Claude Meyer et Gérald Fruhinsholz

Discours (extraits) du pasteur Gérald Fruhinsholz

A l’occasion de l’inauguration d’un mur souvenir en mémoire de Daniel Trocmé, et tant que pasteur protestant, je veux tout d’abord remercier :

– La direction du kibboutz et du musée Lohamei Hagueta’ot,

– l’Organisation l’OSE qui nous donne l’occasion de partager ce bel espace, sachant combien il est important de ne pas dissocier le travail de chacun, Juifs et non juifs, durant cette époque terrible où des enfants cherchaient le moindre lieu pour se cacher des Nazis pour échapper à la mort,

Nathalie Charron, de la famille Trocmé

Nathalie Charron, de la famille Trocmé

– Je salue bien sûr la présence de Mr Serge Klarsfeld, maître d’œuvre incontournable lorsqu’il est question de la Shoah, je salue la présence de Mr Werner Salmon, représentant le Bnei brit de Jérusalem (loge Robert Gamzon), et enfin la présence d’un membre de la famille Trocmé, Nathalie Charron, habitant Jérusalem depuis bien longtemps.

 
Je veux souligner en outre combien ce projet n’aurait pu voir le jour sans la formidable persévérance de notre ami Claude Meyer ! Claude Meyer, fondateur de la belle association NEGBA s’occupant d’enfants israéliens en difficulté, n’a pas cessé de faire aboutir ce projet pour faire connaître la remarquable histoire d’un homme se sacrifiant pour ses élèves.
Il était essentiel pour Claude de laisser en Israël un autre visage de la France, autre que celui de la France de Vichy.
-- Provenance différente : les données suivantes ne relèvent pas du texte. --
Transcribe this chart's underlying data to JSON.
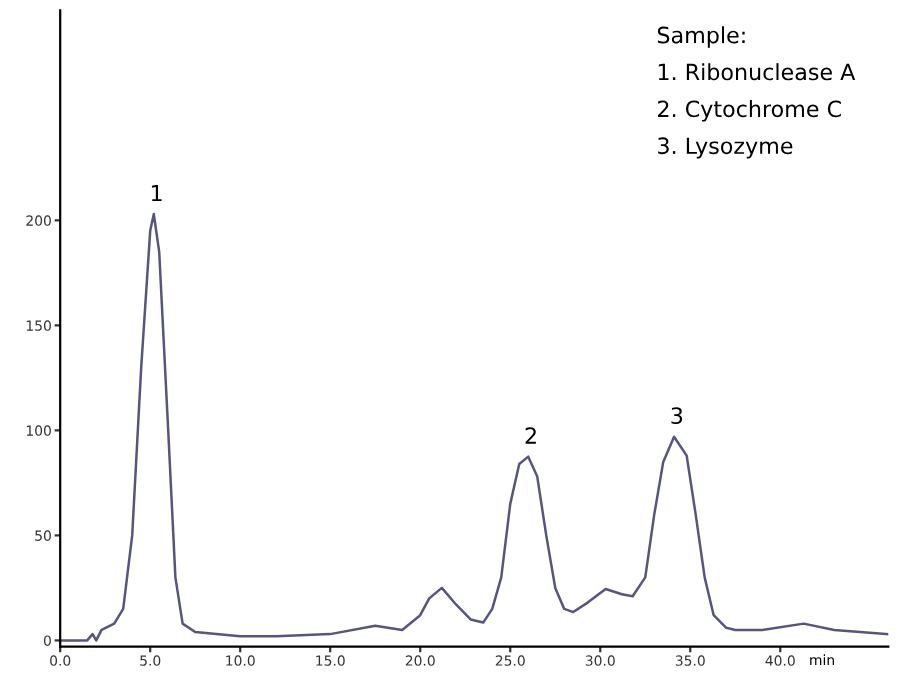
{
  "chart_data": {
    "type": "line",
    "xlabel": "min",
    "series": [
      {
        "color": "#55557f",
        "x": [
          0,
          1.5,
          1.8,
          2.0,
          2.3,
          3.0,
          3.5,
          4.0,
          4.5,
          5.0,
          5.2,
          5.5,
          6.0,
          6.4,
          6.8,
          7.5,
          10,
          12,
          15,
          17.5,
          19,
          20,
          20.5,
          21.2,
          22,
          22.8,
          23.5,
          24,
          24.5,
          25,
          25.5,
          26,
          26.5,
          27,
          27.5,
          28,
          28.5,
          29.3,
          30.3,
          31.2,
          31.8,
          32.5,
          33,
          33.5,
          34.1,
          34.8,
          35.3,
          35.8,
          36.3,
          37,
          37.5,
          39,
          41.3,
          43,
          46
        ],
        "values": [
          0,
          0,
          3,
          0,
          5,
          8,
          15,
          50,
          130,
          195,
          203,
          185,
          100,
          30,
          8,
          4,
          2,
          2,
          3,
          7,
          5,
          12,
          20,
          25,
          17,
          10,
          8.5,
          15,
          30,
          65,
          84,
          87.5,
          78,
          50,
          25,
          15,
          13.5,
          18,
          24.5,
          22,
          21,
          30,
          60,
          85,
          97,
          88,
          60,
          30,
          12,
          6,
          5,
          5,
          8,
          5,
          3
        ]
      }
    ],
    "xlim": [
      0,
      46
    ],
    "ylim": [
      -3,
      300
    ],
    "xticks": [
      {
        "value": 0,
        "label": "0.0"
      },
      {
        "value": 5,
        "label": "5.0"
      },
      {
        "value": 10,
        "label": "10.0"
      },
      {
        "value": 15,
        "label": "15.0"
      },
      {
        "value": 20,
        "label": "20.0"
      },
      {
        "value": 25,
        "label": "25.0"
      },
      {
        "value": 30,
        "label": "30.0"
      },
      {
        "value": 35,
        "label": "35.0"
      },
      {
        "value": 40,
        "label": "40.0"
      }
    ],
    "yticks": [
      0,
      50,
      100,
      150,
      200
    ],
    "grid": false,
    "legend": false,
    "marker": "none",
    "line_style": "solid",
    "annotations": [
      {
        "text": "1",
        "x": 5.2,
        "y": 203
      },
      {
        "text": "2",
        "x": 26,
        "y": 87.5
      },
      {
        "text": "3",
        "x": 34.1,
        "y": 97
      },
      "Sample:",
      "1. Ribonuclease A",
      "2. Cytochrome C",
      "3. Lysozyme"
    ]
  }
}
Il devait montrer à la jeune génération israélienne le symbole d’une résistance à l’idéologie nazie, le témoignage d’hommes valeureux de toute une région, le plateau du Chambon, et particulièrement d’un jeune homme comme Daniel Trocmé qui ne s’est pas désolidarisé de ses élèves, juifs pour la plupart, les accompagnant jusqu’à la mort. […]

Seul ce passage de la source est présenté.